Travailler pendant ses études en France

Compléter ses revenus en travaillant lorsqu'on est étudiant est possible en France quels que soient son niveau d’études ou sa nationalité. Dans une entreprise ou au sein de son université, chaque étudiant a le droit de travailler. Quelques règles à connaître.

Chaque étudiant a le droit de travailler en France

Chaque étudiant étranger a le droit de travailler pendant ses études en France dès lors qu'il est inscrit dans un établissement ouvrant droit au régime étudiant de la sécurité sociale. Ce droit concerne tous les étudiants en France. S’il n’est pas ressortissant de l’Union européenne, l’étudiant doit disposer d’un titre de séjour.

La loi française autorise les étudiants étrangers à travailler 964 heures dans l'année, l’équivalent de 60 % de la durée légale du travail. Travailler à mi-temps ne permet pas de couvrir la totalité de ses dépenses. Il ne peut s'agir que d'un salaire d'appoint.

Lorsque l’on travaille en France, étudiant ou pas, un salaire minimum légal est garanti. Il est couramment appelé le Smic (salaire minimum interprofessionnel de croissance). Il s’élève à 9,76 euros bruts par heure en 2017. Ce salaire est brut ; il faut en déduire les cotisations sociales obligatoires (environ 20 %) pour savoir ce que vous gagnez réellement à la fin.

Si vous travaillez 10 heures par semaine au salaire minimum, vous gagnerez environ 78 euros nets.

L’autorisation provisoire de travail (APT) n’est plus nécessaire pour travailler pendant ses études, sauf pour les étudiants algériens dont le statut reste défini par l'Accord franco-algérien du 27 décembre 1968.

Etre étudiant et travailler à l'université

En France, les étudiants étrangers peuvent aussi travailler au sein de leur établissement ou université d’accueil. Ces contrats de travail pour les étudiants durent au maximum douze mois du 1er septembre au 31 août. Accueil des étudiants à la rentrée, tutorat, animations culturelle ou sportive, accompagnement des étudiants handicapés… il s’agit généralement d’activités qui contribuent au bien-être et au vivre-ensemble au sein de l’université.
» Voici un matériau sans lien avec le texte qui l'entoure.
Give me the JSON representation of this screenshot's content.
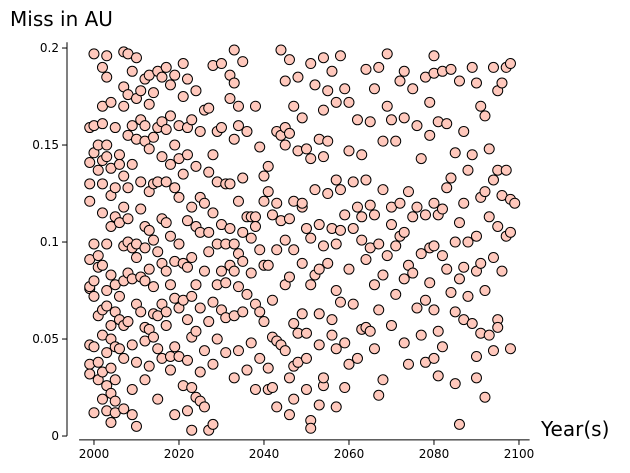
{
  "chart_data": {
    "type": "scatter",
    "title": "Miss in AU",
    "x_label": "Year(s)",
    "xlim": [
      1996.5,
      2102.5
    ],
    "ylim": [
      -0.002,
      0.203
    ],
    "xticks": [
      2000,
      2020,
      2040,
      2060,
      2080,
      2100
    ],
    "yticks": [
      0,
      0.05,
      0.1,
      0.15,
      0.2
    ],
    "grid": false,
    "series": [
      {
        "color": "#ffc8bc",
        "x": [
          1999,
          1999,
          1999,
          1999,
          1999,
          1999,
          1999,
          1999,
          1999,
          1999,
          2000,
          2000,
          2000,
          2000,
          2000,
          2000,
          2000,
          2000,
          2001,
          2001,
          2001,
          2001,
          2001,
          2001,
          2001,
          2002,
          2002,
          2002,
          2002,
          2002,
          2002,
          2002,
          2002,
          2002,
          2002,
          2002,
          2003,
          2003,
          2003,
          2003,
          2003,
          2003,
          2003,
          2003,
          2003,
          2003,
          2004,
          2004,
          2004,
          2004,
          2004,
          2004,
          2004,
          2004,
          2004,
          2004,
          2005,
          2005,
          2005,
          2005,
          2005,
          2005,
          2005,
          2005,
          2005,
          2006,
          2006,
          2006,
          2006,
          2006,
          2006,
          2007,
          2007,
          2007,
          2007,
          2007,
          2007,
          2007,
          2007,
          2007,
          2007,
          2008,
          2008,
          2008,
          2008,
          2008,
          2008,
          2008,
          2008,
          2009,
          2009,
          2009,
          2009,
          2009,
          2009,
          2009,
          2009,
          2010,
          2010,
          2010,
          2010,
          2010,
          2010,
          2010,
          2010,
          2011,
          2011,
          2011,
          2011,
          2011,
          2011,
          2012,
          2012,
          2012,
          2012,
          2012,
          2012,
          2012,
          2012,
          2012,
          2013,
          2013,
          2013,
          2013,
          2013,
          2013,
          2013,
          2013,
          2014,
          2014,
          2014,
          2014,
          2014,
          2014,
          2014,
          2015,
          2015,
          2015,
          2015,
          2015,
          2015,
          2015,
          2016,
          2016,
          2016,
          2016,
          2016,
          2016,
          2016,
          2017,
          2017,
          2017,
          2017,
          2017,
          2017,
          2017,
          2018,
          2018,
          2018,
          2018,
          2018,
          2018,
          2018,
          2019,
          2019,
          2019,
          2019,
          2019,
          2019,
          2019,
          2020,
          2020,
          2020,
          2020,
          2020,
          2020,
          2021,
          2021,
          2021,
          2021,
          2021,
          2021,
          2022,
          2022,
          2022,
          2022,
          2022,
          2022,
          2022,
          2022,
          2023,
          2023,
          2023,
          2023,
          2023,
          2023,
          2023,
          2024,
          2024,
          2024,
          2024,
          2024,
          2024,
          2025,
          2025,
          2025,
          2025,
          2025,
          2025,
          2026,
          2026,
          2026,
          2026,
          2026,
          2027,
          2027,
          2027,
          2027,
          2027,
          2027,
          2028,
          2028,
          2028,
          2028,
          2028,
          2028,
          2029,
          2029,
          2029,
          2029,
          2029,
          2030,
          2030,
          2030,
          2030,
          2030,
          2031,
          2031,
          2031,
          2031,
          2031,
          2032,
          2032,
          2032,
          2032,
          2032,
          2033,
          2033,
          2033,
          2033,
          2033,
          2033,
          2033,
          2034,
          2034,
          2034,
          2034,
          2034,
          2034,
          2035,
          2035,
          2035,
          2035,
          2035,
          2036,
          2036,
          2036,
          2036,
          2037,
          2037,
          2037,
          2037,
          2038,
          2038,
          2038,
          2038,
          2038,
          2039,
          2039,
          2039,
          2039,
          2040,
          2040,
          2040,
          2040,
          2041,
          2041,
          2041,
          2041,
          2041,
          2042,
          2042,
          2042,
          2042,
          2043,
          2043,
          2043,
          2043,
          2043,
          2044,
          2044,
          2044,
          2044,
          2045,
          2045,
          2045,
          2045,
          2045,
          2045,
          2046,
          2046,
          2046,
          2046,
          2046,
          2046,
          2047,
          2047,
          2047,
          2047,
          2047,
          2047,
          2048,
          2048,
          2048,
          2048,
          2049,
          2049,
          2049,
          2049,
          2049,
          2050,
          2050,
          2050,
          2050,
          2050,
          2051,
          2051,
          2051,
          2051,
          2051,
          2051,
          2052,
          2052,
          2052,
          2053,
          2053,
          2053,
          2053,
          2053,
          2053,
          2054,
          2054,
          2054,
          2054,
          2054,
          2054,
          2055,
          2055,
          2055,
          2055,
          2056,
          2056,
          2056,
          2056,
          2057,
          2057,
          2057,
          2057,
          2057,
          2057,
          2058,
          2058,
          2058,
          2058,
          2059,
          2059,
          2059,
          2059,
          2060,
          2060,
          2060,
          2060,
          2061,
          2061,
          2061,
          2062,
          2062,
          2062,
          2063,
          2063,
          2063,
          2063,
          2064,
          2064,
          2064,
          2064,
          2065,
          2065,
          2065,
          2065,
          2066,
          2066,
          2066,
          2066,
          2067,
          2067,
          2067,
          2067,
          2068,
          2068,
          2068,
          2068,
          2069,
          2069,
          2069,
          2070,
          2070,
          2070,
          2070,
          2071,
          2071,
          2071,
          2072,
          2072,
          2072,
          2073,
          2073,
          2073,
          2073,
          2073,
          2074,
          2074,
          2074,
          2075,
          2075,
          2075,
          2076,
          2076,
          2076,
          2077,
          2077,
          2077,
          2078,
          2078,
          2078,
          2078,
          2079,
          2079,
          2079,
          2079,
          2080,
          2080,
          2080,
          2080,
          2080,
          2080,
          2081,
          2081,
          2081,
          2081,
          2082,
          2082,
          2082,
          2082,
          2083,
          2083,
          2083,
          2084,
          2084,
          2084,
          2085,
          2085,
          2085,
          2085,
          2086,
          2086,
          2086,
          2086,
          2087,
          2087,
          2087,
          2087,
          2088,
          2088,
          2088,
          2089,
          2089,
          2089,
          2090,
          2090,
          2090,
          2090,
          2090,
          2091,
          2091,
          2091,
          2091,
          2092,
          2092,
          2092,
          2092,
          2093,
          2093,
          2093,
          2094,
          2094,
          2094,
          2094,
          2095,
          2095,
          2095,
          2095,
          2095,
          2096,
          2096,
          2096,
          2097,
          2097,
          2097,
          2098,
          2098,
          2098,
          2098,
          2099
        ],
        "values": [
          0.091,
          0.076,
          0.047,
          0.037,
          0.032,
          0.159,
          0.141,
          0.13,
          0.121,
          0.077,
          0.197,
          0.16,
          0.146,
          0.099,
          0.08,
          0.072,
          0.046,
          0.012,
          0.15,
          0.137,
          0.093,
          0.087,
          0.062,
          0.038,
          0.029,
          0.19,
          0.17,
          0.161,
          0.142,
          0.13,
          0.115,
          0.088,
          0.065,
          0.052,
          0.033,
          0.019,
          0.196,
          0.185,
          0.15,
          0.144,
          0.099,
          0.075,
          0.067,
          0.043,
          0.026,
          0.013,
          0.172,
          0.138,
          0.124,
          0.108,
          0.083,
          0.057,
          0.05,
          0.035,
          0.022,
          0.007,
          0.159,
          0.128,
          0.113,
          0.078,
          0.064,
          0.046,
          0.029,
          0.018,
          0.012,
          0.145,
          0.14,
          0.11,
          0.072,
          0.06,
          0.045,
          0.198,
          0.18,
          0.17,
          0.134,
          0.118,
          0.098,
          0.08,
          0.057,
          0.04,
          0.014,
          0.197,
          0.176,
          0.155,
          0.128,
          0.112,
          0.1,
          0.084,
          0.059,
          0.188,
          0.16,
          0.14,
          0.097,
          0.081,
          0.047,
          0.024,
          0.011,
          0.195,
          0.174,
          0.153,
          0.099,
          0.092,
          0.068,
          0.038,
          0.005,
          0.178,
          0.163,
          0.131,
          0.117,
          0.082,
          0.064,
          0.184,
          0.16,
          0.152,
          0.108,
          0.097,
          0.08,
          0.056,
          0.049,
          0.029,
          0.186,
          0.171,
          0.148,
          0.126,
          0.106,
          0.086,
          0.055,
          0.036,
          0.177,
          0.154,
          0.13,
          0.101,
          0.077,
          0.063,
          0.051,
          0.188,
          0.159,
          0.131,
          0.095,
          0.062,
          0.045,
          0.019,
          0.185,
          0.162,
          0.144,
          0.112,
          0.089,
          0.068,
          0.04,
          0.19,
          0.158,
          0.131,
          0.11,
          0.085,
          0.064,
          0.057,
          0.181,
          0.165,
          0.14,
          0.103,
          0.078,
          0.041,
          0.034,
          0.186,
          0.15,
          0.128,
          0.09,
          0.071,
          0.046,
          0.011,
          0.16,
          0.143,
          0.123,
          0.099,
          0.066,
          0.041,
          0.192,
          0.175,
          0.135,
          0.089,
          0.07,
          0.026,
          0.184,
          0.159,
          0.145,
          0.111,
          0.087,
          0.06,
          0.039,
          0.013,
          0.163,
          0.118,
          0.092,
          0.072,
          0.051,
          0.025,
          0.003,
          0.178,
          0.139,
          0.108,
          0.078,
          0.054,
          0.02,
          0.157,
          0.123,
          0.105,
          0.066,
          0.033,
          0.018,
          0.168,
          0.12,
          0.085,
          0.044,
          0.015,
          0.169,
          0.136,
          0.105,
          0.095,
          0.059,
          0.003,
          0.191,
          0.145,
          0.115,
          0.069,
          0.037,
          0.006,
          0.157,
          0.131,
          0.099,
          0.078,
          0.05,
          0.192,
          0.159,
          0.109,
          0.085,
          0.065,
          0.13,
          0.099,
          0.079,
          0.061,
          0.043,
          0.186,
          0.174,
          0.13,
          0.107,
          0.088,
          0.199,
          0.182,
          0.153,
          0.099,
          0.085,
          0.062,
          0.03,
          0.17,
          0.16,
          0.121,
          0.094,
          0.077,
          0.044,
          0.193,
          0.133,
          0.105,
          0.09,
          0.064,
          0.157,
          0.113,
          0.073,
          0.034,
          0.113,
          0.102,
          0.084,
          0.048,
          0.17,
          0.113,
          0.108,
          0.068,
          0.024,
          0.149,
          0.096,
          0.064,
          0.04,
          0.134,
          0.121,
          0.088,
          0.059,
          0.139,
          0.126,
          0.088,
          0.035,
          0.024,
          0.114,
          0.07,
          0.051,
          0.025,
          0.157,
          0.12,
          0.096,
          0.049,
          0.015,
          0.199,
          0.155,
          0.111,
          0.047,
          0.183,
          0.159,
          0.15,
          0.101,
          0.078,
          0.044,
          0.194,
          0.156,
          0.112,
          0.082,
          0.03,
          0.011,
          0.17,
          0.121,
          0.096,
          0.058,
          0.036,
          0.019,
          0.185,
          0.147,
          0.053,
          0.038,
          0.164,
          0.118,
          0.12,
          0.089,
          0.063,
          0.148,
          0.107,
          0.053,
          0.04,
          0.024,
          0.192,
          0.143,
          0.102,
          0.078,
          0.008,
          0.004,
          0.181,
          0.127,
          0.083,
          0.153,
          0.109,
          0.086,
          0.063,
          0.047,
          0.016,
          0.195,
          0.168,
          0.144,
          0.098,
          0.026,
          0.03,
          0.178,
          0.152,
          0.125,
          0.089,
          0.188,
          0.107,
          0.06,
          0.052,
          0.172,
          0.132,
          0.099,
          0.075,
          0.045,
          0.015,
          0.196,
          0.127,
          0.106,
          0.069,
          0.179,
          0.114,
          0.048,
          0.025,
          0.172,
          0.147,
          0.086,
          0.037,
          0.131,
          0.107,
          0.068,
          0.163,
          0.118,
          0.04,
          0.145,
          0.113,
          0.101,
          0.055,
          0.189,
          0.132,
          0.091,
          0.056,
          0.162,
          0.119,
          0.097,
          0.054,
          0.179,
          0.114,
          0.078,
          0.045,
          0.19,
          0.099,
          0.065,
          0.021,
          0.152,
          0.127,
          0.083,
          0.029,
          0.197,
          0.17,
          0.093,
          0.163,
          0.118,
          0.109,
          0.057,
          0.152,
          0.098,
          0.073,
          0.183,
          0.12,
          0.103,
          0.188,
          0.164,
          0.105,
          0.081,
          0.048,
          0.126,
          0.088,
          0.037,
          0.179,
          0.113,
          0.084,
          0.16,
          0.118,
          0.066,
          0.143,
          0.094,
          0.052,
          0.185,
          0.114,
          0.07,
          0.038,
          0.172,
          0.155,
          0.097,
          0.079,
          0.196,
          0.187,
          0.12,
          0.098,
          0.065,
          0.04,
          0.162,
          0.114,
          0.054,
          0.031,
          0.188,
          0.117,
          0.093,
          0.046,
          0.161,
          0.128,
          0.086,
          0.189,
          0.133,
          0.074,
          0.146,
          0.1,
          0.064,
          0.027,
          0.183,
          0.11,
          0.081,
          0.006,
          0.157,
          0.12,
          0.087,
          0.06,
          0.137,
          0.1,
          0.072,
          0.19,
          0.145,
          0.058,
          0.182,
          0.103,
          0.085,
          0.041,
          0.03,
          0.17,
          0.123,
          0.089,
          0.053,
          0.165,
          0.126,
          0.075,
          0.02,
          0.148,
          0.113,
          0.052,
          0.19,
          0.132,
          0.092,
          0.044,
          0.178,
          0.137,
          0.108,
          0.06,
          0.056,
          0.182,
          0.124,
          0.085,
          0.19,
          0.137,
          0.103,
          0.192,
          0.122,
          0.105,
          0.045,
          0.12
        ]
      }
    ]
  }
}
Afin de permettre la réussite des études et l’insertion professionnelle des étudiants, le travail des étudiants à l’université est adapté aux horaires et au rythme des études. Toujours pour la même raison, les étudiants qui travaillent dans les universités françaises ne peuvent pas travailler plus de 670 heures entre le 1er septembre et le 30 juin et pas plus de 300 heures entre le 1er juillet et le 31 août.

Faire un stage dans le cadre de ses études

Dans le cadre de la préparation de certains diplômes, il est obligatoire d’effectuer un stage pour valider sa formation. Étudiants français et étudiants étrangers sont soumis aux mêmes règles :
 

  • le stage doit être encadré par une convention (signée entre l’établissement et la structure accueillant l’étudiant) ;
  • si le stage dure plus de deux mois, l’étudiant doit percevoir une indemnité de 554,40 euros par mois (1er janvier 2017).